Aslında Arıtman'ın aldığı tepkiler sevindirici. CHP içinden dahi tasvip görmedi. Bir açıdan da "faydalı" oldu, 20. yüzyıl ırkçılığı yapanlar böylelikle örgün olmayan bir eğitim sürecinden geçmiş oluyorlar.

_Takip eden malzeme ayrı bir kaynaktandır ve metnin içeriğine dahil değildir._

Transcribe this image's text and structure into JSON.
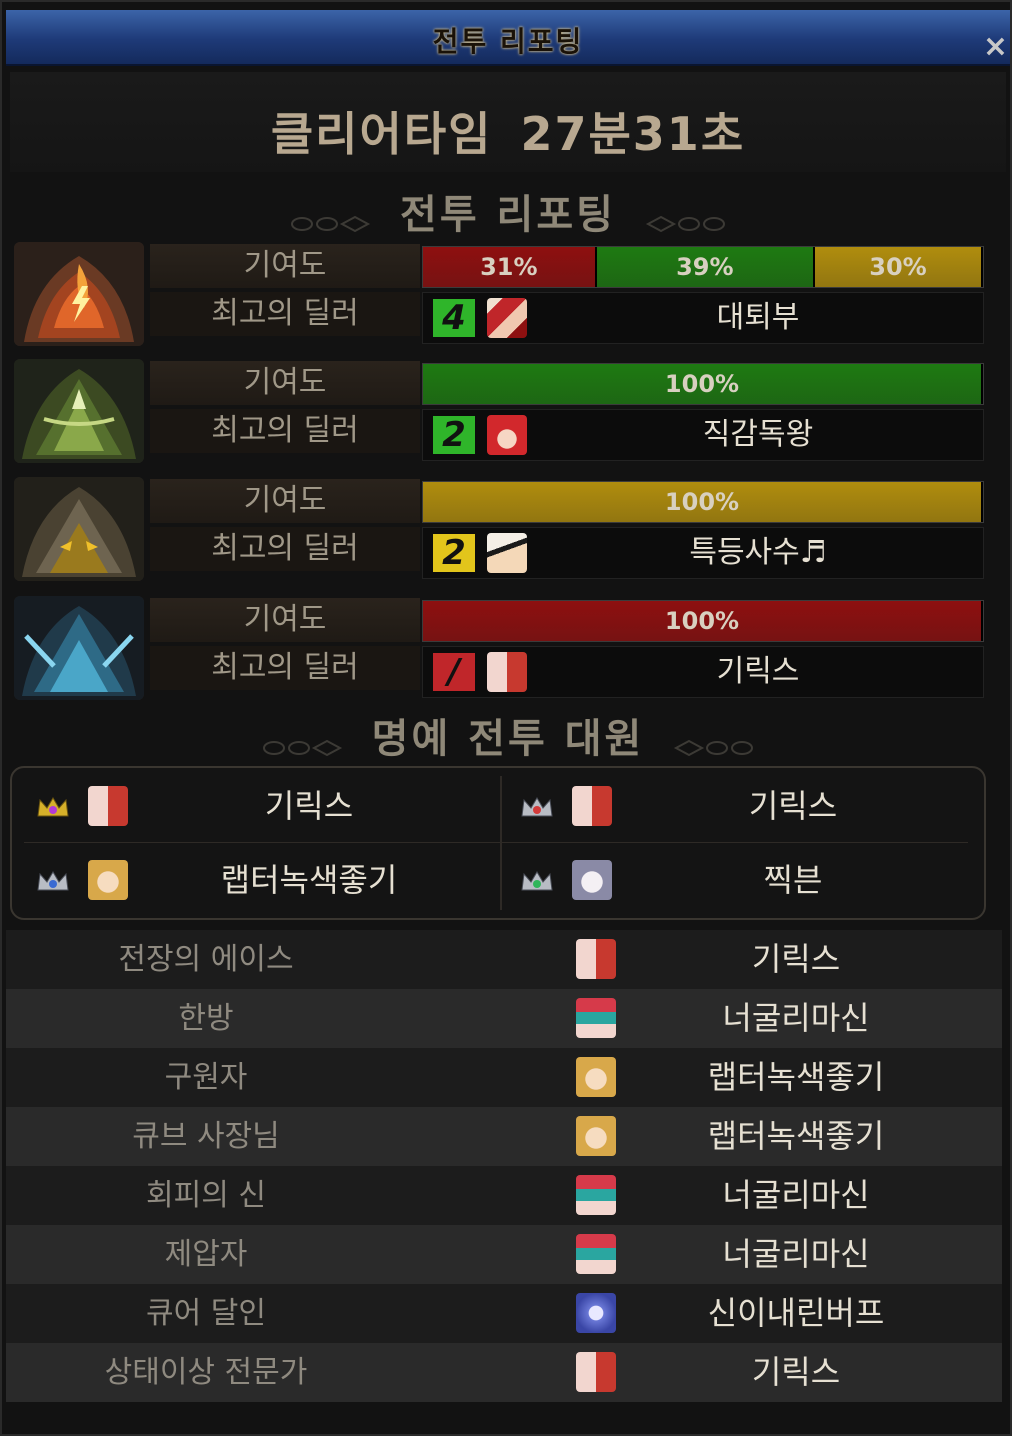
{
  "window": {
    "title": "전투 리포팅",
    "close_label": "×"
  },
  "clear_time": {
    "label": "클리어타임",
    "value": "27분31초"
  },
  "section_report": "전투 리포팅",
  "section_honor": "명예 전투 대원",
  "boss_rows": [
    {
      "icon": "fire-boss-icon",
      "contribution_label": "기여도",
      "contributions": [
        {
          "percent": 31,
          "label": "31%",
          "color": "#8e1010"
        },
        {
          "percent": 39,
          "label": "39%",
          "color": "#1e7a12"
        },
        {
          "percent": 30,
          "label": "30%",
          "color": "#b08d0e"
        }
      ],
      "dealer_label": "최고의 딜러",
      "dealer_rank": "4",
      "dealer_rank_color": "#2fb52a",
      "dealer_name": "대퇴부"
    },
    {
      "icon": "wind-boss-icon",
      "contribution_label": "기여도",
      "contributions": [
        {
          "percent": 100,
          "label": "100%",
          "color": "#1e7a12"
        }
      ],
      "dealer_label": "최고의 딜러",
      "dealer_rank": "2",
      "dealer_rank_color": "#2fb52a",
      "dealer_name": "직감독왕"
    },
    {
      "icon": "earth-boss-icon",
      "contribution_label": "기여도",
      "contributions": [
        {
          "percent": 100,
          "label": "100%",
          "color": "#b08d0e"
        }
      ],
      "dealer_label": "최고의 딜러",
      "dealer_rank": "2",
      "dealer_rank_color": "#e2c51b",
      "dealer_name": "특등사수♬"
    },
    {
      "icon": "water-boss-icon",
      "contribution_label": "기여도",
      "contributions": [
        {
          "percent": 100,
          "label": "100%",
          "color": "#8e1010"
        }
      ],
      "dealer_label": "최고의 딜러",
      "dealer_rank": "/",
      "dealer_rank_color": "#c0262a",
      "dealer_name": "기릭스"
    }
  ],
  "honor_members": [
    {
      "name": "기릭스",
      "crown": "gold-crown-icon",
      "crown_gem": "#b23ad6"
    },
    {
      "name": "기릭스",
      "crown": "silver-crown-icon",
      "crown_gem": "#d23a3a"
    },
    {
      "name": "랩터녹색좋기",
      "crown": "silver-crown-icon",
      "crown_gem": "#3a6ad2"
    },
    {
      "name": "찍븐",
      "crown": "silver-crown-icon",
      "crown_gem": "#2fb55a"
    }
  ],
  "awards": [
    {
      "title": "전장의 에이스",
      "name": "기릭스",
      "avatar": "mosaic-red"
    },
    {
      "title": "한방",
      "name": "너굴리마신",
      "avatar": "mosaic-teal"
    },
    {
      "title": "구원자",
      "name": "랩터녹색좋기",
      "avatar": "mosaic-blonde"
    },
    {
      "title": "큐브 사장님",
      "name": "랩터녹색좋기",
      "avatar": "mosaic-blonde"
    },
    {
      "title": "회피의 신",
      "name": "너굴리마신",
      "avatar": "mosaic-teal"
    },
    {
      "title": "제압자",
      "name": "너굴리마신",
      "avatar": "mosaic-teal"
    },
    {
      "title": "큐어 달인",
      "name": "신이내린버프",
      "avatar": "mosaic-blue"
    },
    {
      "title": "상태이상 전문가",
      "name": "기릭스",
      "avatar": "mosaic-red"
    }
  ]
}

Arıtman'ın nefreti körükleyen demeci üzerine Sayın Cumhurbaşkanı'nın nasıl bir tepki vereceğini merak ettim. Temennim, "Bu ülkede insanlar etnik kökenlerine göre yargılanamaz; Türk, Ermeni, Kürt, Boşnak, Gürcü vs. olabiliriz, hiçbirimiz etnik kökenimizden utanmak durumunda değiliz" demesiydi. Korktuğum oldu, Sayın Gül, Müslüman ve Türk olduğuna ilişkin bir şecere yayınladı. Bu da Arıtman'ı tatmin etmedi, çünkü hem şoven ırkçılığından bir adım geri atmadı hem de yine Sayın Cumhurbaşkanı'nı "önce Türk, sonra Müslüman demeliydi" diye yargılamaya devam etti. Irkın önüne dinin geçmesi Arıtman gibilerini deliye çevirir.

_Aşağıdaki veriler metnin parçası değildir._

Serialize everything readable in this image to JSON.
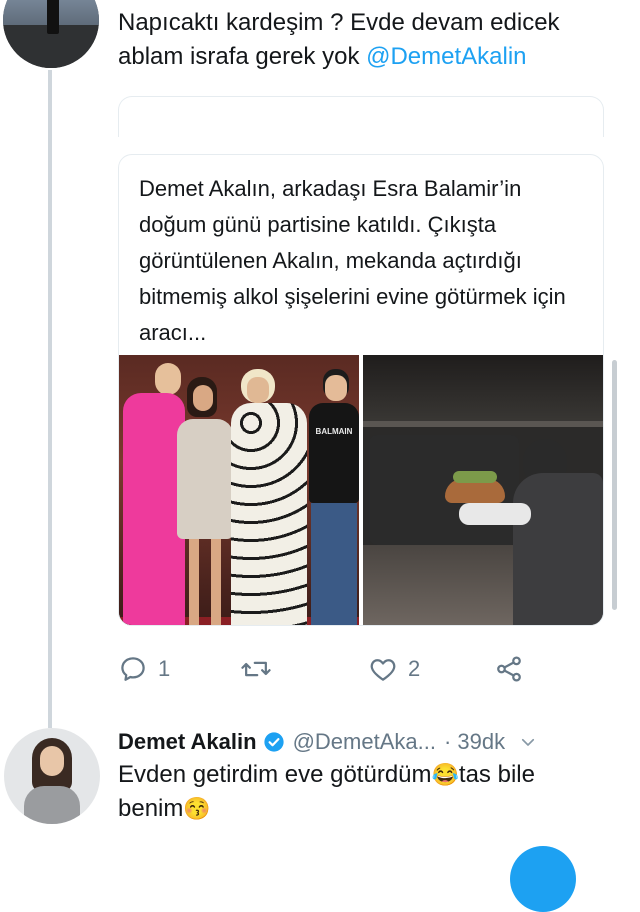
{
  "tweet": {
    "text": "Napıcaktı kardeşim ? Evde devam edicek ablam israfa gerek yok ",
    "mention": "@DemetAkalin"
  },
  "quoted": {
    "text": "Demet Akalın, arkadaşı Esra Balamir’in doğum günü partisine katıldı. Çıkışta görüntülenen Akalın, mekanda açtırdığı bitmemiş alkol şişelerini evine götürmek için aracı...",
    "shirt_text": "BALMAIN"
  },
  "actions": {
    "reply_count": "1",
    "retweet_count": "",
    "like_count": "2"
  },
  "reply": {
    "name": "Demet Akalin",
    "handle": "@DemetAka...",
    "time": "· 39dk",
    "text_part1": "Evden getirdim eve götürdüm",
    "emoji1": "😂",
    "text_part2": "tas bile benim",
    "emoji2": "😚"
  },
  "colors": {
    "accent": "#1da1f2",
    "secondary_text": "#657786",
    "thread_line": "#cfd6dc"
  },
  "icons": [
    "reply-icon",
    "retweet-icon",
    "heart-icon",
    "share-icon",
    "verified-icon",
    "chevron-down-icon"
  ]
}
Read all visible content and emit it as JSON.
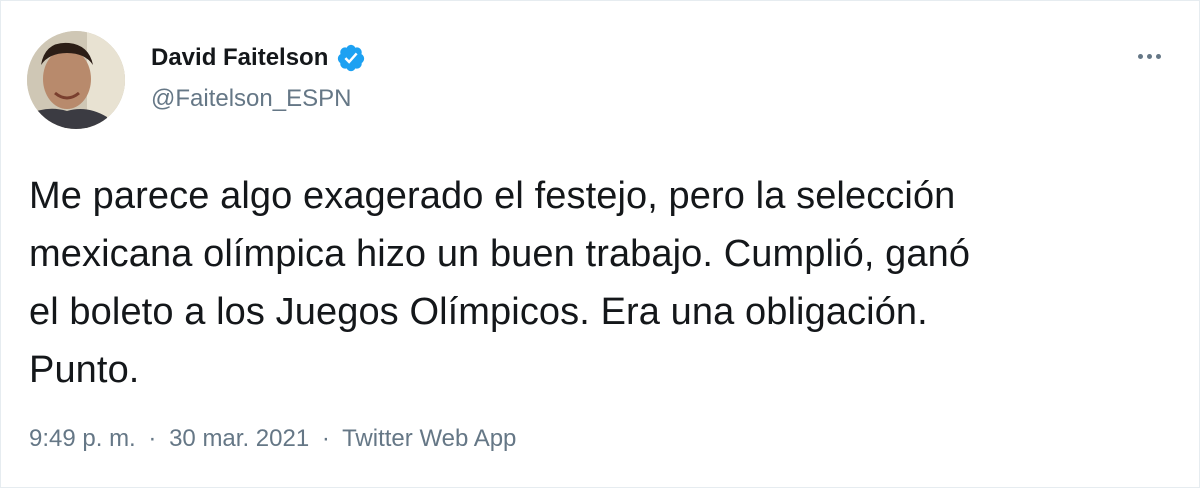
{
  "tweet": {
    "author": {
      "display_name": "David Faitelson",
      "handle": "@Faitelson_ESPN",
      "verified": true
    },
    "text_lines": [
      "Me parece algo exagerado el festejo, pero la selección",
      "mexicana olímpica hizo un buen trabajo. Cumplió, ganó",
      "el boleto a los Juegos Olímpicos. Era una obligación.",
      "Punto."
    ],
    "meta": {
      "time": "9:49 p. m.",
      "separator": "·",
      "date": "30 mar. 2021",
      "source": "Twitter Web App"
    },
    "icons": {
      "verified": "verified-badge-icon",
      "more": "more-options-icon"
    },
    "colors": {
      "verified": "#1da1f2",
      "text": "#14171a",
      "secondary": "#657786"
    }
  }
}
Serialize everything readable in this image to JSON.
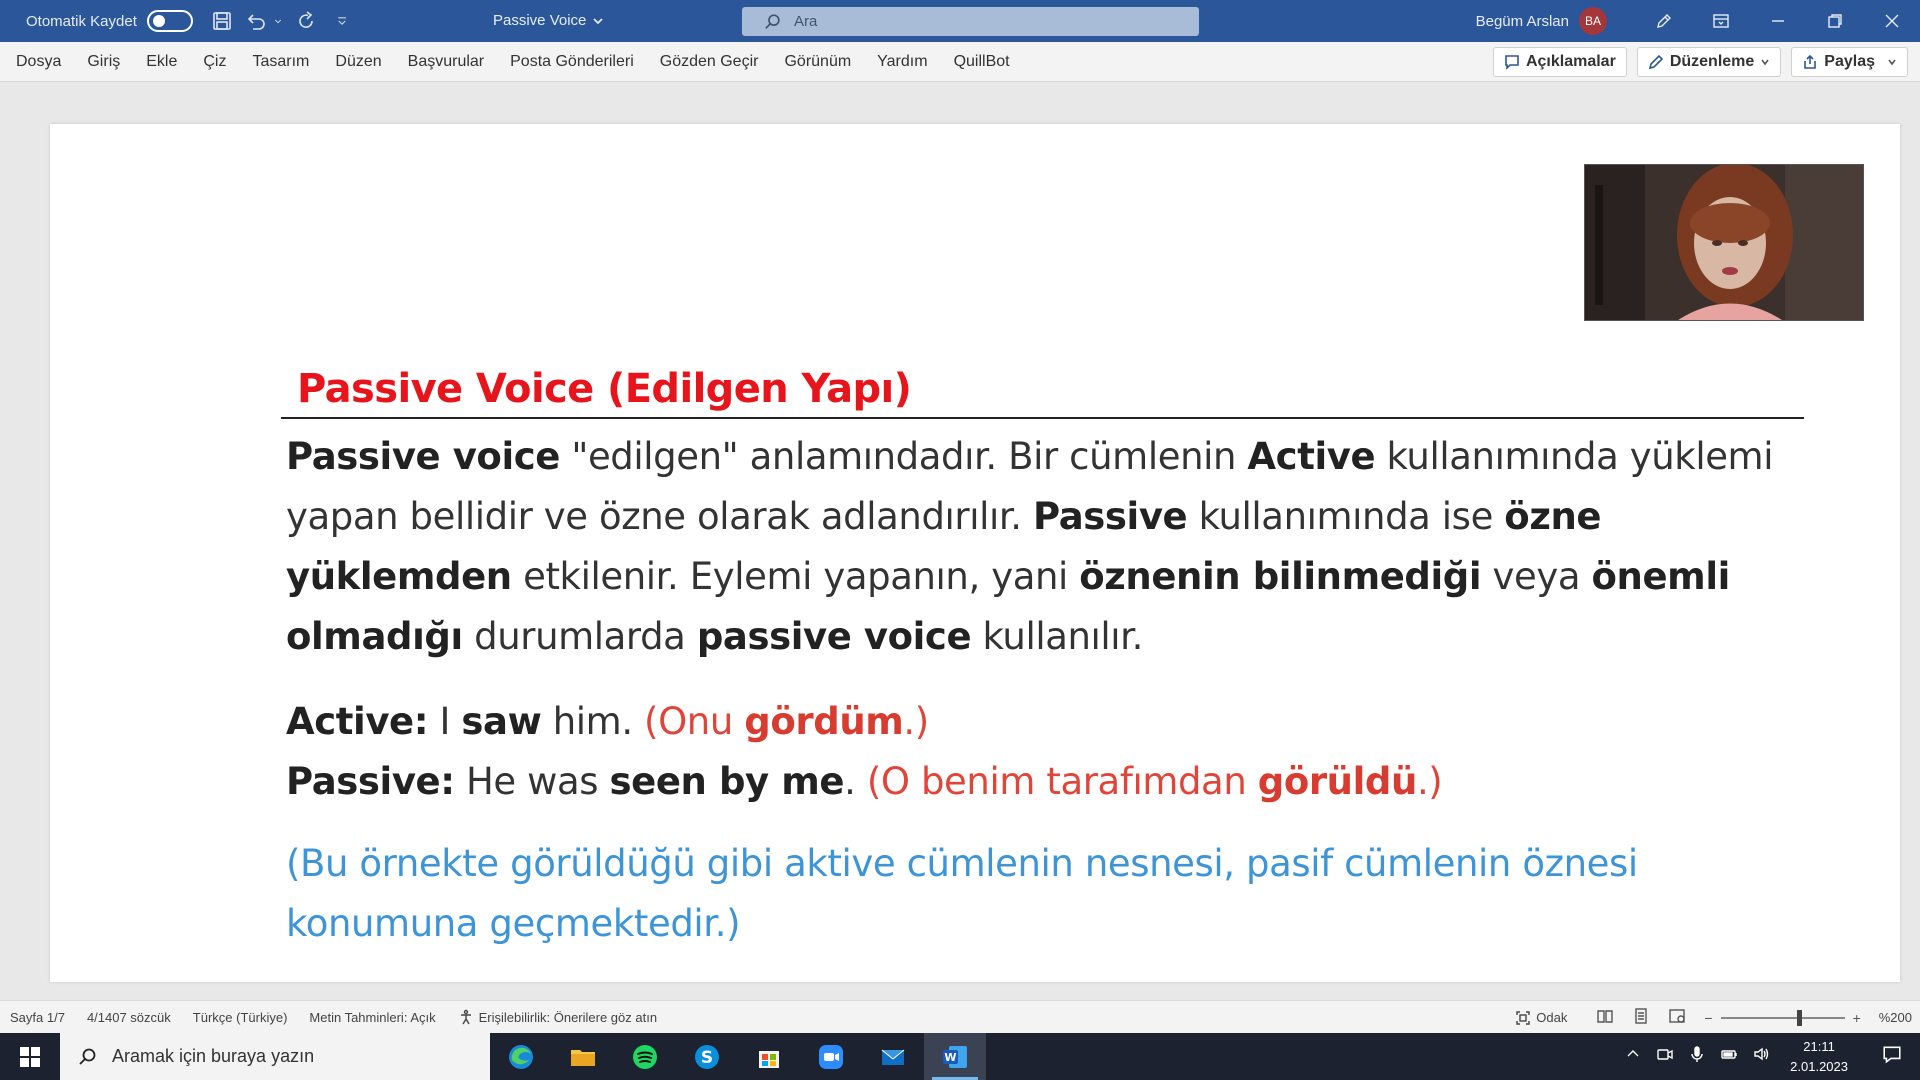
{
  "titlebar": {
    "autosave_label": "Otomatik Kaydet",
    "doc_title": "Passive Voice",
    "search_placeholder": "Ara",
    "user_name": "Begüm Arslan",
    "user_initials": "BA"
  },
  "menu": {
    "items": [
      "Dosya",
      "Giriş",
      "Ekle",
      "Çiz",
      "Tasarım",
      "Düzen",
      "Başvurular",
      "Posta Gönderileri",
      "Gözden Geçir",
      "Görünüm",
      "Yardım",
      "QuillBot"
    ],
    "comments_label": "Açıklamalar",
    "editing_label": "Düzenleme",
    "share_label": "Paylaş"
  },
  "document": {
    "heading": "Passive Voice (Edilgen Yapı)",
    "p1": {
      "s1": "Passive voice",
      "s2": " \"edilgen\" anlamındadır. Bir cümlenin ",
      "s3": "Active",
      "s4": " kullanımında yüklemi yapan bellidir ve özne olarak adlandırılır. ",
      "s5": "Passive",
      "s6": " kullanımında ise ",
      "s7": "özne yüklemden",
      "s8": " etkilenir. Eylemi yapanın, yani ",
      "s9": "öznenin bilinmediği",
      "s10": " veya ",
      "s11": "önemli olmadığı",
      "s12": " durumlarda ",
      "s13": "passive voice",
      "s14": " kullanılır."
    },
    "active": {
      "label": "Active:",
      "s1": " I ",
      "s2": "saw",
      "s3": " him. ",
      "t1": "(Onu ",
      "t2": "gördüm",
      "t3": ".)"
    },
    "passive": {
      "label": "Passive:",
      "s1": " He was ",
      "s2": "seen by me",
      "s3": ". ",
      "t1": "(O benim tarafımdan ",
      "t2": "görüldü",
      "t3": ".)"
    },
    "note": "(Bu örnekte görüldüğü gibi aktive cümlenin nesnesi, pasif cümlenin öznesi konumuna geçmektedir.)"
  },
  "statusbar": {
    "page": "Sayfa 1/7",
    "words": "4/1407 sözcük",
    "language": "Türkçe (Türkiye)",
    "predictions": "Metin Tahminleri: Açık",
    "accessibility": "Erişilebilirlik: Önerilere göz atın",
    "focus": "Odak",
    "zoom": "%200",
    "zoom_fraction": 0.62
  },
  "taskbar": {
    "search_placeholder": "Aramak için buraya yazın",
    "time": "21:11",
    "date": "2.01.2023",
    "apps": [
      "edge-icon",
      "file-explorer-icon",
      "spotify-icon",
      "skype-icon",
      "store-icon",
      "zoom-icon",
      "mail-icon",
      "word-icon"
    ]
  },
  "colors": {
    "titlebar": "#2b579a",
    "heading": "#e8141b",
    "translation": "#e0453a",
    "note": "#3d94d6"
  }
}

Abdullah Gül'ü Arıtman'ın hedef tahtasına yerleştiren sebep "özür diliyorum" kampanyasına ilişkin yaptığı açıklamaydı. Gül, Türkiye'de bu olayı düşünce ve ifade özgürlüğü çerçevesinde değerlendirmişti ki, doğrusu da buydu. Gül farklı bir siyasi gelenekten gelme bir zattır. Elbette özür imzasını başlatanlara karşı yürütülmek istenen linç kampanyasına eşlik edemezdi.

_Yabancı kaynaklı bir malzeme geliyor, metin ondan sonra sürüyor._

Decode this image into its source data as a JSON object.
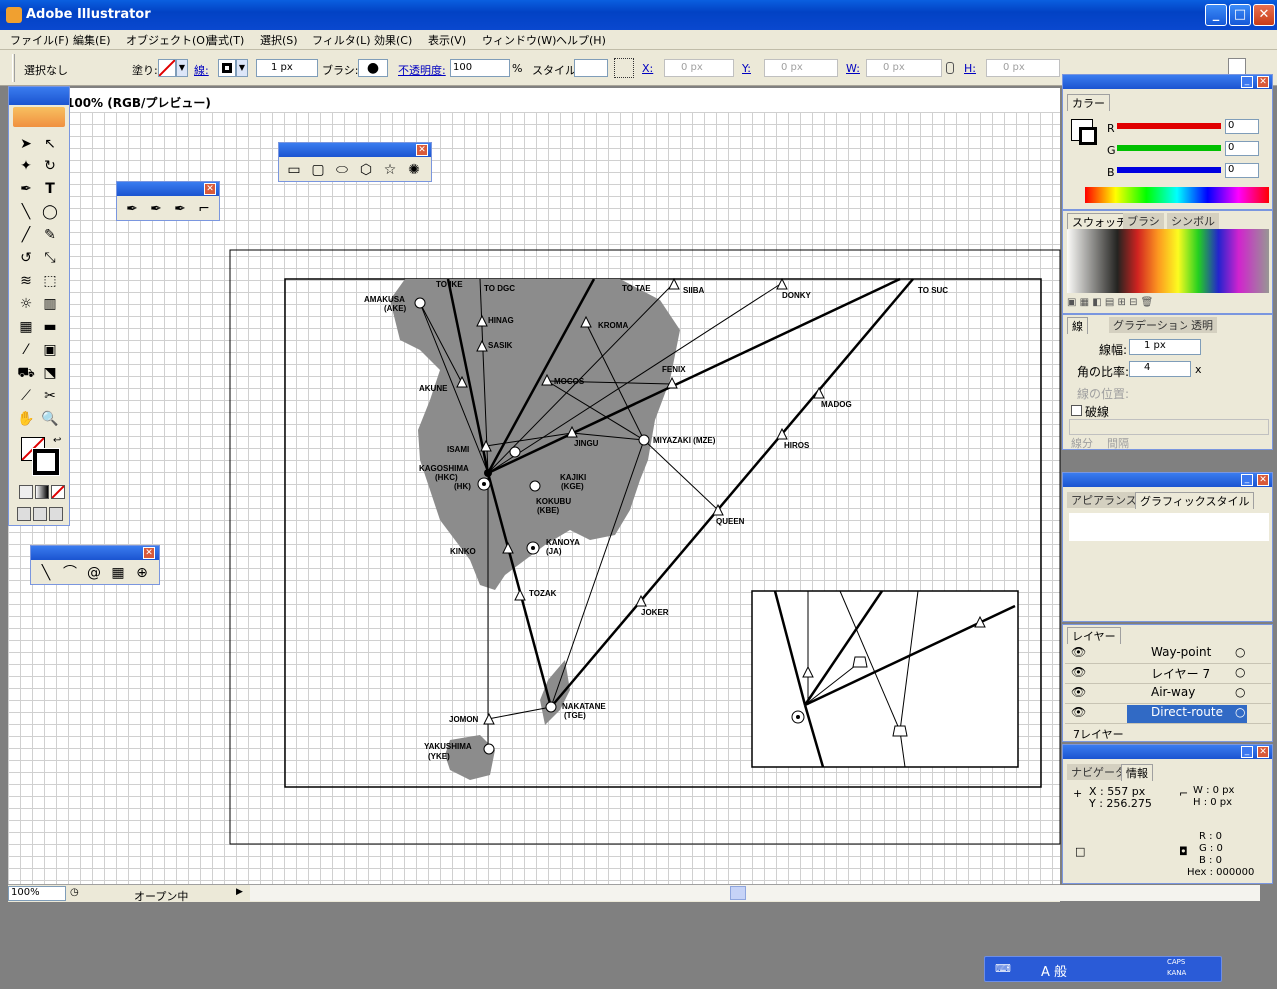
{
  "window": {
    "title": "Adobe Illustrator"
  },
  "menu": [
    "ファイル(F)",
    "編集(E)",
    "オブジェクト(O)",
    "書式(T)",
    "選択(S)",
    "フィルタ(L)",
    "効果(C)",
    "表示(V)",
    "ウィンドウ(W)",
    "ヘルプ(H)"
  ],
  "control": {
    "selection": "選択なし",
    "fill": "塗り:",
    "stroke": "線:",
    "stroke_width": "1 px",
    "brush": "ブラシ:",
    "opacity_label": "不透明度:",
    "opacity": "100",
    "percent": "%",
    "style": "スタイル:",
    "x": "X:",
    "y": "Y:",
    "w": "W:",
    "h": "H:",
    "zero": "0 px"
  },
  "document": {
    "title": "100% (RGB/プレビュー)",
    "zoom": "100%",
    "status": "オープン中"
  },
  "map": {
    "labels": [
      "TO IKE",
      "TO DGC",
      "TO TAE",
      "SIIBA",
      "DONKY",
      "TO SUC",
      "AMAKUSA",
      "(AKE)",
      "HINAG",
      "KROMA",
      "SASIK",
      "MOCOS",
      "FENIX",
      "AKUNE",
      "MADOG",
      "ISAMI",
      "JINGU",
      "MIYAZAKI (MZE)",
      "HIROS",
      "KAGOSHIMA",
      "(HKC)",
      "(HK)",
      "KAJIKI",
      "(KGE)",
      "KOKUBU",
      "(KBE)",
      "QUEEN",
      "KANOYA",
      "(JA)",
      "KINKO",
      "TOZAK",
      "JOKER",
      "NAKATANE",
      "(TGE)",
      "JOMON",
      "YAKUSHIMA",
      "(YKE)"
    ]
  },
  "color_panel": {
    "title": "カラー",
    "r_label": "R",
    "g_label": "G",
    "b_label": "B",
    "r": "0",
    "g": "0",
    "b": "0",
    "red": "#e00000",
    "green": "#00c000",
    "blue": "#0000e0"
  },
  "swatch_panel": {
    "tabs": [
      "スウォッチ",
      "ブラシ",
      "シンボル"
    ]
  },
  "stroke_panel": {
    "tabs": [
      "線",
      "グラデーション",
      "透明"
    ],
    "weight_label": "線幅:",
    "weight": "1 px",
    "miter_label": "角の比率:",
    "miter": "4",
    "miter_unit": "x",
    "align_label": "線の位置:",
    "dashed": "破線",
    "dash": "線分",
    "gap": "間隔"
  },
  "appearance_panel": {
    "tabs": [
      "アピアランス",
      "グラフィックスタイル"
    ]
  },
  "layers_panel": {
    "tab": "レイヤー",
    "layers": [
      {
        "name": "Way-point"
      },
      {
        "name": "レイヤー 7"
      },
      {
        "name": "Air-way"
      },
      {
        "name": "Direct-route"
      }
    ],
    "footer": "7レイヤー"
  },
  "info_panel": {
    "tabs": [
      "ナビゲータ",
      "情報"
    ],
    "x": "X : 557 px",
    "y": "Y : 256.275",
    "w": "W : 0 px",
    "h": "H : 0 px",
    "r": "R : 0",
    "g": "G : 0",
    "b": "B : 0",
    "hex": "Hex : 000000"
  },
  "taskbar": {
    "ime": "A 般",
    "caps": "CAPS",
    "kana": "KANA"
  }
}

İmza kampanyasını başlatanlara katılmayabilirsiniz ama onları mukabil bir linç kampanyasının hedefi haline getirmeye kimsenin hakkı yok. Kişisel olarak "özür dileme"yi anlamlı bulmadım. Zira dedemin yaptığından ben sorumlu değilim. Tarih, "gelip geçenlerin yaptıklarından beni sorumlu tutamaz" (2/Bakara, 134); hataların ve yanlışların tekrarına düşmemem için bana bir yol haritası çizer. Dedemin yaptıklarını savunmuyorum, onaylamıyorum. "Yakın akraba dahi olsa, hiç kimse başkasının suçunu yüklenmez." (35/Fatır, 18) Dolayısıyla İttihatçılar adına özür dilemek durumunda değilim. İlla da özür dilenecekse o zaman bir TV programına Erivan'dan katılıp özür dileyen Maral Nişancıyan gibi Ermeni aydınlarla beraber ve eşzamanlı olarak özür dilemeliyiz. Çünkü Ermeniler yanında Müslümanlar da büyük acılar yaşadı. Elbette bu, o gün Anadolu'da nüfusları 1 milyon 200 bin olan Ermenilerin bugün niçin 70 bin civarında oldukları sorusunun tatminkâr cevabı değildir. Fakat karşılıklı cinnet hali yaşandıysa, bunun faturasını buna her iki tarafta sebebiyet verenlere çıkarmak lazım, sorumlulukları ve yaptıkları oranında. Ben yeni bir sahife için şöyle bir metni imzalarım:

"1915'te Osmanlı Ermenileri'nin maruz kaldığı trajediye duyarsız kalınmasını, bunun inkâr edilmesini vicdanım kabul etmiyor. Bu adaletsizliği reddediyor, kendi payıma Ermenilerin duygu ve acılarını paylaşıyor; onları da 1915'ten önce ve sonra Müslümanların yaşadığı acıyı paylaşmaya davet ediyorum."